Charges are pending against two Vancouver men after a black bear was shot and killed on Callaghan Valley Road Tuesday, June 15.
Conservation Officer Dave Jevons said he couldn't comment on specifics of the case, such as the men's identities or whether they were aware that they were in a no-shooting zone, because the case is still being investigated by the Conservation Officer Service, but he did say that the men were licensed hunters and that charges will be laid.
"The investigation is more in regards to the shooting in a no-shooting area and other related offenses under the Wildlife Act," he said. "Unfortunately, because of where we're at in the investigation and until it gets to the charge process, I really can't talk on the specifics."
Witnesses noticed two men walking into the woods with rifles around 8:30 p.m. June 15. The witnesses took down the licence plate and were driving away when they heard a gun shot. That's when they called the police.
RCMP and the Conservation Officer Service both responded and found the dead bear. The suspects were apprehended at a different location a short time later. Charges related to hunting a black bear and other offenses in the Wildlife and Conservation Act are still pending.

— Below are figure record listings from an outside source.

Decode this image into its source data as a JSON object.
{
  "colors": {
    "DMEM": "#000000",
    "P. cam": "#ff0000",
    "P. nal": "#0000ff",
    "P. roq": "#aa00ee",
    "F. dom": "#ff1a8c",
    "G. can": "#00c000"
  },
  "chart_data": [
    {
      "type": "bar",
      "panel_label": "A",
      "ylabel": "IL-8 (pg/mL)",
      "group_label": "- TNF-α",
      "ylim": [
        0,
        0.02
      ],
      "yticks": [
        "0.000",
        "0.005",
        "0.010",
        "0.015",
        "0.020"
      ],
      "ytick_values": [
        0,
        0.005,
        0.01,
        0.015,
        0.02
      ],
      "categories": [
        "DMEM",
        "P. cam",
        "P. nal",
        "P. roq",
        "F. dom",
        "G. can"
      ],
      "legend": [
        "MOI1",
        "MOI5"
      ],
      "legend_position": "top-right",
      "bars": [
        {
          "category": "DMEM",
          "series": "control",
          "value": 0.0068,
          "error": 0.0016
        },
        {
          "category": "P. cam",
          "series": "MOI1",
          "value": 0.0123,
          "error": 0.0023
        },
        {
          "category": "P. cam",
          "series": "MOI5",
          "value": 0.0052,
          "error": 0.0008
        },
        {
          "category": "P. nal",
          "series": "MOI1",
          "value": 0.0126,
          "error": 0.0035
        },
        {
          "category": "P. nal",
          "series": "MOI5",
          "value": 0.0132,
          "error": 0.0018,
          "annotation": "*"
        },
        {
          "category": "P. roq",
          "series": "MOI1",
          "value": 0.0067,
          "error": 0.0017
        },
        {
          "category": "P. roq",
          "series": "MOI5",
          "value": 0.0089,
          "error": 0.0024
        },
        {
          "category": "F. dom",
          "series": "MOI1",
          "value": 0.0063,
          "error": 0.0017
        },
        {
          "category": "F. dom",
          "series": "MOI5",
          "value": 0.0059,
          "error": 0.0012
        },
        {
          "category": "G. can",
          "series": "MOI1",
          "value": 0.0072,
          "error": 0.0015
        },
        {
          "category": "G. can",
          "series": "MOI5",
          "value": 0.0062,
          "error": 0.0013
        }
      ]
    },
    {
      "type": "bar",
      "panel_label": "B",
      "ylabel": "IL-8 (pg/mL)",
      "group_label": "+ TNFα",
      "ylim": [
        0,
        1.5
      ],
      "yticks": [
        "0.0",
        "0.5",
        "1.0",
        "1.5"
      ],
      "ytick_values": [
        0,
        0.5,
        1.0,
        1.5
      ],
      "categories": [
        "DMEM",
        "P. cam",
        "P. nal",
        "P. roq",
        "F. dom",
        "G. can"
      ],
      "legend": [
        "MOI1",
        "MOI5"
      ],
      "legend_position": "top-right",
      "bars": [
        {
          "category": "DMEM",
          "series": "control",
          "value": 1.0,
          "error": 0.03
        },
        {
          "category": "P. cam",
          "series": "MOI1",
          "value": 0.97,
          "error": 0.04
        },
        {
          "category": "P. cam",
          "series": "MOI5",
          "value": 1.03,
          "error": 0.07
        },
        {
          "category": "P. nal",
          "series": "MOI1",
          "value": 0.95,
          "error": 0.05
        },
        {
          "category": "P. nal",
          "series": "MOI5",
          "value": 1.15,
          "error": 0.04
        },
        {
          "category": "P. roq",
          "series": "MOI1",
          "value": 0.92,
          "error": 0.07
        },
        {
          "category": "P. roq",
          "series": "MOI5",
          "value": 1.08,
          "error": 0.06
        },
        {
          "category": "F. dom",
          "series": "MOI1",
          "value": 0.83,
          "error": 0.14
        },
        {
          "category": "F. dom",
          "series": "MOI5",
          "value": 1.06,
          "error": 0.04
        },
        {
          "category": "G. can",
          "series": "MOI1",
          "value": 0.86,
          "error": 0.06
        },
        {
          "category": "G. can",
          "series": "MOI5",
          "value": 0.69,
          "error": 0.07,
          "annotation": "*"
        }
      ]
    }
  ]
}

Poaching is not believed to be an issue in the case, since the suspects were hunting during the legal season, but Jevons said poaching is something that the COS is always aware of and continuously investigating.
"The spring bear season is now over, so there shouldn't be any hunting activity until the fall," he said.
Jevons commended the witnesses for taking the suspects' licence plate and calling authorities.
"Just by doing that, we were able to get where we are," he said. "If more people (reported) more suspicious activity, we'd be able to probably prevent more deaths from occurring. We very heavily rely on the public to provide us with information."
The public is asked to call the COS directly at their 24/7 phone service to report any incidents or suspicious activities: 1-877-952-7277.
"Our biggest issue right now is human-wildlife conflict that we face in the corridor. The issues would be around motor vehicle accidents with bears grazing on the highway," he said, adding that people should be mindful when they're driving.
Following a number of human-bear incidents in recent months, Jevons also reminded people not to stop along the highway if they see bears. Not only is it a public safety issue, but it also increases bear habituation to humans.